At one point, MacLellan got choked up when talking about his relationship with McPhee, who’ll become the first GM in the expansion era to face a former team of which he served as GM.

“We played junior together and then we both went to Bowling Green on scholarships, so we lived together,” he said, fighting back tears. “It was fun.”

MacLellan also acknowledged that the two weren’t as tight—for a time, at least—after he replaced McPhee four years ago. McPhee also hinted at some strain, though he said the two men had dinner at the most recent GM’s meetings.
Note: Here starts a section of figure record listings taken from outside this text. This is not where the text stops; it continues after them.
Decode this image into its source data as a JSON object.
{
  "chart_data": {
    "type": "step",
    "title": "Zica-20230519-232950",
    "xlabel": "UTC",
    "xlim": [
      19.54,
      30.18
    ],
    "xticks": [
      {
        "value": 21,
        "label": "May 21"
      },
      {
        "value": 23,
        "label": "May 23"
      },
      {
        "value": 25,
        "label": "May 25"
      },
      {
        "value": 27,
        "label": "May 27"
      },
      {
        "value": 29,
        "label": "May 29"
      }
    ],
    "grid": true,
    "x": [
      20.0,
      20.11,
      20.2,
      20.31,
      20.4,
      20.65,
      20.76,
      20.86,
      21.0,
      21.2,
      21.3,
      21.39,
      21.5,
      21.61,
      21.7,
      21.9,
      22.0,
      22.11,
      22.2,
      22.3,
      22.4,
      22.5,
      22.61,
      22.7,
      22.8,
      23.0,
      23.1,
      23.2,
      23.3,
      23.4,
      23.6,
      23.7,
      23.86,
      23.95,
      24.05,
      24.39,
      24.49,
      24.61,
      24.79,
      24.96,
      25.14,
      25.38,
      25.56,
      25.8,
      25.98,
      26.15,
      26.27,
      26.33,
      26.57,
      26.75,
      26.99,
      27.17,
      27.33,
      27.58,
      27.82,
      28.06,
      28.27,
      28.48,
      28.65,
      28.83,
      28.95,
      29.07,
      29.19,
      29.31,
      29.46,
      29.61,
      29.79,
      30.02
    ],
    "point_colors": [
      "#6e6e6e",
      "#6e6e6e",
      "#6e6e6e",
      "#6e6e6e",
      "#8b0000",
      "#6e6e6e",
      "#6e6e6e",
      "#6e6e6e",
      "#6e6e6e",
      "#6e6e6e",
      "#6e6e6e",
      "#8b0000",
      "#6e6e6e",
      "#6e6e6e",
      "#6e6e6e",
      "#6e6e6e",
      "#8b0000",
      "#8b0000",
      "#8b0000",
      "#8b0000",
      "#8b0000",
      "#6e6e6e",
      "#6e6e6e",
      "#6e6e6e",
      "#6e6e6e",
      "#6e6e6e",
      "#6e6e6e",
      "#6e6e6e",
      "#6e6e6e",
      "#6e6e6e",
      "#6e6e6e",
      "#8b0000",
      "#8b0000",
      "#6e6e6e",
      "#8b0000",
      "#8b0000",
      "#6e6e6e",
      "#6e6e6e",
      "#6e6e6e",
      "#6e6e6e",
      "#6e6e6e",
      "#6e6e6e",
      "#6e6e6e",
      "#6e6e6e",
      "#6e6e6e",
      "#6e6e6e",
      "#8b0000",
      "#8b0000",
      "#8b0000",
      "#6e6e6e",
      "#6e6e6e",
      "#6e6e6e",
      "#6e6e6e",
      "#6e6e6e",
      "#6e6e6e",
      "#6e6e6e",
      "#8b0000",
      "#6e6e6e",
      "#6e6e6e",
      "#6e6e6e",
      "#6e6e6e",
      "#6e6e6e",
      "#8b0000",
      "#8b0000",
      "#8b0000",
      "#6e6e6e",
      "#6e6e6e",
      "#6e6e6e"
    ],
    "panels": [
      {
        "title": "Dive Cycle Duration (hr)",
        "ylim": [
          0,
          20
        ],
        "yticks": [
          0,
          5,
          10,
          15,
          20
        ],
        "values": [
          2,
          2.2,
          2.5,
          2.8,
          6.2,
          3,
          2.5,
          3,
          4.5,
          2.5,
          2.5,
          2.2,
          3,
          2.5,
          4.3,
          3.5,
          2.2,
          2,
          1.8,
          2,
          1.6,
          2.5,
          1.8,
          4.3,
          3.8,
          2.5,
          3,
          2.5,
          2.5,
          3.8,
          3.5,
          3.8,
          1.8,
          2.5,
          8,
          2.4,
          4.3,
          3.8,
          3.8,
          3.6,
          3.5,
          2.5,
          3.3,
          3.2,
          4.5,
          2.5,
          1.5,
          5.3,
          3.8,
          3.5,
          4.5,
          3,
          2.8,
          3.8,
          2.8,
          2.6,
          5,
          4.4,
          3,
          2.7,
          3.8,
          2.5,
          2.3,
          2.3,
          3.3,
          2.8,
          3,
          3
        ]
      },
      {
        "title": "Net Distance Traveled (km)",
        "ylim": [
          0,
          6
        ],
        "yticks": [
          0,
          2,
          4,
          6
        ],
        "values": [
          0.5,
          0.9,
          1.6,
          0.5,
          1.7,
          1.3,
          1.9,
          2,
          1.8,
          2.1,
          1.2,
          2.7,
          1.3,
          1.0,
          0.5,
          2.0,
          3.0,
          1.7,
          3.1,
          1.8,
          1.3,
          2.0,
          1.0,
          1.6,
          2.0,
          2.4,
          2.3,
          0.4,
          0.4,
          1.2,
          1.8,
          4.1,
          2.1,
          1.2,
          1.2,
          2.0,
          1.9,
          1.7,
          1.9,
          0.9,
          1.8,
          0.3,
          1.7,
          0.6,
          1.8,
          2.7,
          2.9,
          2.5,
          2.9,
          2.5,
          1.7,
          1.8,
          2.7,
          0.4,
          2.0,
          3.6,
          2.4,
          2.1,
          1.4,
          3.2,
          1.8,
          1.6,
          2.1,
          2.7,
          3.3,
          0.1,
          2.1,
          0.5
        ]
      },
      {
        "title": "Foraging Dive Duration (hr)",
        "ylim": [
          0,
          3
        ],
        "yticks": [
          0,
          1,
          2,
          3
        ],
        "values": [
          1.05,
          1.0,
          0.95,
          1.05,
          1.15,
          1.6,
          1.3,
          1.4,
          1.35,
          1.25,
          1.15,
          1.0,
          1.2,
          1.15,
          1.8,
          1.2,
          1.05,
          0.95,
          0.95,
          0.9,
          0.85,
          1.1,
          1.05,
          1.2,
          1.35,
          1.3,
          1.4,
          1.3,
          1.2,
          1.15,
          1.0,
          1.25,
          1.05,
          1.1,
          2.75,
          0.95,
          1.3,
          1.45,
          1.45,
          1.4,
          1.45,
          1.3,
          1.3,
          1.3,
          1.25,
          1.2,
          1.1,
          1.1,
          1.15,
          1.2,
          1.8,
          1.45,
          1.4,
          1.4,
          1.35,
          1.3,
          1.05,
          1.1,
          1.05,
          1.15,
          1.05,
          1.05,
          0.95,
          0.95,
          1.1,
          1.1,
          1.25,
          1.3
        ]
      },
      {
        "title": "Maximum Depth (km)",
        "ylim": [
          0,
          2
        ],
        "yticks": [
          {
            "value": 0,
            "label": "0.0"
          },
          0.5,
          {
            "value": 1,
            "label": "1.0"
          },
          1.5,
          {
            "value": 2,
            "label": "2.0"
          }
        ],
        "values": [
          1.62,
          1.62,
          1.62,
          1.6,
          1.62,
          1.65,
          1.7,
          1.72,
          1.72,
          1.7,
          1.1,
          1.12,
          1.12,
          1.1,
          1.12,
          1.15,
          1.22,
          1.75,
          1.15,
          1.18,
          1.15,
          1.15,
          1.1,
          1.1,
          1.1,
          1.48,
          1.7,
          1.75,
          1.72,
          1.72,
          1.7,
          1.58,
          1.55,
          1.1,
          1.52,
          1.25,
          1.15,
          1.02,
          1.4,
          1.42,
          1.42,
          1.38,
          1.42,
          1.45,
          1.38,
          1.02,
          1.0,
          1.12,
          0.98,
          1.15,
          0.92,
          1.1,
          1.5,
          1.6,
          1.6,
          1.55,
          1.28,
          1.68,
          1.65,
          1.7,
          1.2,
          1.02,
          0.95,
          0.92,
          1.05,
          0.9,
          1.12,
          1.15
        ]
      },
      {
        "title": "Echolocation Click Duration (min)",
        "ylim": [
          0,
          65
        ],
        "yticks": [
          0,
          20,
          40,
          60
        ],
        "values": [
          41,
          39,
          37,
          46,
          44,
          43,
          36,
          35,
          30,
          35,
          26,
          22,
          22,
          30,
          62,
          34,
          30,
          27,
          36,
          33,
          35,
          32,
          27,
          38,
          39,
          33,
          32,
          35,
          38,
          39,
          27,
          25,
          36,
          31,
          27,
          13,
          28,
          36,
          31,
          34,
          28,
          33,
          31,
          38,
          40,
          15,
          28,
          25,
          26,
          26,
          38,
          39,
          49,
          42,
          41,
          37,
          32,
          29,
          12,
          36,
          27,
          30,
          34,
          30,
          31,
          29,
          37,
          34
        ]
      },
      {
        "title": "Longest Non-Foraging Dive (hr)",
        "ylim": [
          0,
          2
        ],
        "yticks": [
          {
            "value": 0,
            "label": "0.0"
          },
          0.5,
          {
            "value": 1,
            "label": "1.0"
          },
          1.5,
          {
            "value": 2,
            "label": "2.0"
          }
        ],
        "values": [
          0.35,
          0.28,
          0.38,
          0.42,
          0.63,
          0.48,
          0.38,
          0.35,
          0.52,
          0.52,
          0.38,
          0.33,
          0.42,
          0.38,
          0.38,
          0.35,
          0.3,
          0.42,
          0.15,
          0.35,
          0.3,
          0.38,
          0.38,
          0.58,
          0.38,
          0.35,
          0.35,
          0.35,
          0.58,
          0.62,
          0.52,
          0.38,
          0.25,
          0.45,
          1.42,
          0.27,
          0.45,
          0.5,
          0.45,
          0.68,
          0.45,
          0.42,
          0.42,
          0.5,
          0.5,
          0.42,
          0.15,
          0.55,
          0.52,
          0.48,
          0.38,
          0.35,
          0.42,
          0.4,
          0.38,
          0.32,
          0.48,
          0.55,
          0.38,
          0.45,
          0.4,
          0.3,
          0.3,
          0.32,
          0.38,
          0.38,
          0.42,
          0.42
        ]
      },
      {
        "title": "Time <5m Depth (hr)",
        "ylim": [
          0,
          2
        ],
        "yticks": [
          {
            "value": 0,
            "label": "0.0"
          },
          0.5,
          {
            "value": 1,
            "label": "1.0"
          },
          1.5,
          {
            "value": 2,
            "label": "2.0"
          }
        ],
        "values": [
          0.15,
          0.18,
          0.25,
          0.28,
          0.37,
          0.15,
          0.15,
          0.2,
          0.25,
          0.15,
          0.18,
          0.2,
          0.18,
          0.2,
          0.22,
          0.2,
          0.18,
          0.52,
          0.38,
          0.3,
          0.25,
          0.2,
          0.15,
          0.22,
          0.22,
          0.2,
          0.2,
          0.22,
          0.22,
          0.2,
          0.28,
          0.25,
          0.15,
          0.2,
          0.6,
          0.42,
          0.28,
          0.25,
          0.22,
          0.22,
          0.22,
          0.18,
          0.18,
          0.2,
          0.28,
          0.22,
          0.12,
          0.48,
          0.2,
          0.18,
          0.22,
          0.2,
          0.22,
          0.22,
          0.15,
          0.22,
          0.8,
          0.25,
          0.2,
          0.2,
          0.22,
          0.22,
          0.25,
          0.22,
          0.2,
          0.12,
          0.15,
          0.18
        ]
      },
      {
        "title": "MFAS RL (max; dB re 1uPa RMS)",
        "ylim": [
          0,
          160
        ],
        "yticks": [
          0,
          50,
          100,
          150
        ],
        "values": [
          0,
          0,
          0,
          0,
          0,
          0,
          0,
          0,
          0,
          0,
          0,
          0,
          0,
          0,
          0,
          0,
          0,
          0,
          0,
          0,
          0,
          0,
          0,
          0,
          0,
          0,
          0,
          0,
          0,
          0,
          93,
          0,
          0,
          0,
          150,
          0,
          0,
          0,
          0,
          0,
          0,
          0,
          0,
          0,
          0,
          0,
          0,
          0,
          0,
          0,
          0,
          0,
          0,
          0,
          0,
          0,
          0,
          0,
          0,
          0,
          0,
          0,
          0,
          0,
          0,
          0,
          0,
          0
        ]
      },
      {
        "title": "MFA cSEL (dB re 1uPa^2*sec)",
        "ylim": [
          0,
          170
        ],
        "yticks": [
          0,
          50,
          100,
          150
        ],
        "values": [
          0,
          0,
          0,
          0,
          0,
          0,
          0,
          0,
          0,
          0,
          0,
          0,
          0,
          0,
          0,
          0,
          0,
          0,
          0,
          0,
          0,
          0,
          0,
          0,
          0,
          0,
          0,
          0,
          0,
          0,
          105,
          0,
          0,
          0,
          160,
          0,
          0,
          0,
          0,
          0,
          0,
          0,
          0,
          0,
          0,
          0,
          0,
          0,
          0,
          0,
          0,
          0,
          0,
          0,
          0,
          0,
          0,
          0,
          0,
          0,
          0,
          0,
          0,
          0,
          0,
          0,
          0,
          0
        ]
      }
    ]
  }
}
“Not as close, I don't think,” MacLellan said of his relationship with McPhee following McPhee’s dismissal. “A little bit of communication here and there. But I think it just took a little time for things to evolve. I think he needed a break from the game, needed a break from how it went down for him here and it just took time.”

When the two negotiated during last year’s expansion draft, which saw McPhee pluck promising you blueliner Nate Schmidt from Washington’s roster, MacLellan said the two old friends keep things “businesslike.”

“He was all business,” MacLellan said. “He wasn’t giving in on anything.”

Although McPhee drafted most of the core players who delivered the Caps to this year’s Final, MacLellan also deserves credit for getting this team over the second round hump. Among his first acquisitions were defensemen Matt Niskanen and Brooks Orpik, a pair of vets that helped shore up a shaky defense. MacLellan also added forwards T.J. Oshie and Lars Eller via trade in recent seasons and, this year, added defenseman Michal Kempny, a particularly shrewd move that bolstered a blue line that needed a little tightening.

As weird as the next few days will be for MacLellan as he faces his old friend, it figures to even more strange for McPhee, who will look down from the GM’s suite on Monday and see not one, but two teams that he built on the ice. McPhee also pilfered a handful of current and former front office employees from Caps, including Goalie Coach Dave Prior, while building the Golden Knights.

Indeed, the history between MacLellan and McPhee runs deep. But for the next couple of weeks, they’ll put aside their decades-old friendship as their clubs battle for the NHL’s ultimate prize.